According to the news agency:
Any increase in raw material prices will prompt more supplies to enter the market, making it difficult for any advance to be sustained, analysts including Jeffrey Currie wrote in a report dated March 7. The bank maintained its bearish outlook for gold, said iron ore’s surge would prove temporary and reiterated that oil will fluctuate between $20 and $40 a barrel. Goldman also said it was a good time to make bets that copper and aluminum would decline.
Goldman’s Opinions & Target Prices
Iron Ore: a year-end price target of $35 a ton.
The physical shortfall in steel supply can be filled easily and the subsequent deterioration in steel margins is likely to put iron ore prices under renewed pressure, (…)

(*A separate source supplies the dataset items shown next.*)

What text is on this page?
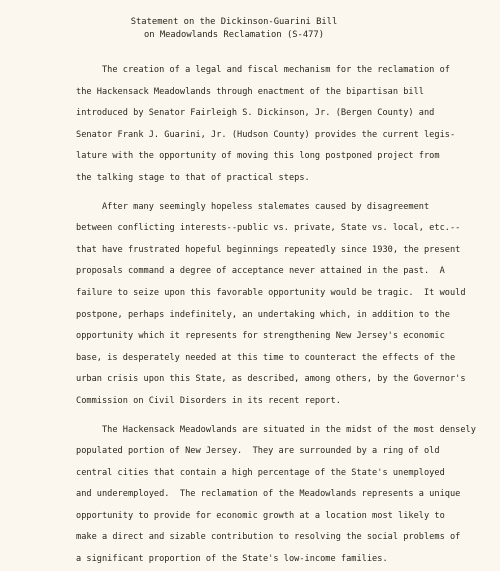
Statement on the Dickinson-Guarini Bill
on Meadowlands Reclamation (S-477)
The creation of a legal and fiscal mechanism for the reclamation of
the Hackensack Meadowlands through enactment of the bipartisan bill
introduced by Senator Fairleigh S. Dickinson, Jr. (Bergen County) and
Senator Frank J. Guarini, Jr. (Hudson County) provides the current legis-
lature with the opportunity of moving this long postponed project from
the talking stage to that of practical steps.
After many seemingly hopeless stalemates caused by disagreement
between conflicting interests--public vs. private, State vs. local, etc.--
that have frustrated hopeful beginnings repeatedly since 1930, the present
proposals command a degree of acceptance never attained in the past.  A
failure to seize upon this favorable opportunity would be tragic.  It would
postpone, perhaps indefinitely, an undertaking which, in addition to the
opportunity which it represents for strengthening New Jersey's economic
base, is desperately needed at this time to counteract the effects of the
urban crisis upon this State, as described, among others, by the Governor's
Commission on Civil Disorders in its recent report.
The Hackensack Meadowlands are situated in the midst of the most densely
populated portion of New Jersey.  They are surrounded by a ring of old
central cities that contain a high percentage of the State's unemployed
and underemployed.  The reclamation of the Meadowlands represents a unique
opportunity to provide for economic growth at a location most likely to
make a direct and sizable contribution to resolving the social problems of
a significant proportion of the State's low-income families.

The market fundamentals are unchanged and the current rally is only a brief lull before production cuts at high cost mines are required to make room for low-cost producers.
Copper: In Goldman’s 12-month view, copper may drop to $4,000.
With prices rising significantly, and with the structural case for base metals remaining very poor we recommend producers and investors with longer-term horizons begin implementing hedging strategies and consider short positions in copper and aluminium over the coming month.
Oil: the current oil market is still oversupplied and prices have to remain lower.
Only a real physical deficit can create a sustainable rally which is still months away should the behavioral shifts created by the low prices in January and February remain in place.
Gold: short the metal, a near-term target is $1,100 an ounce.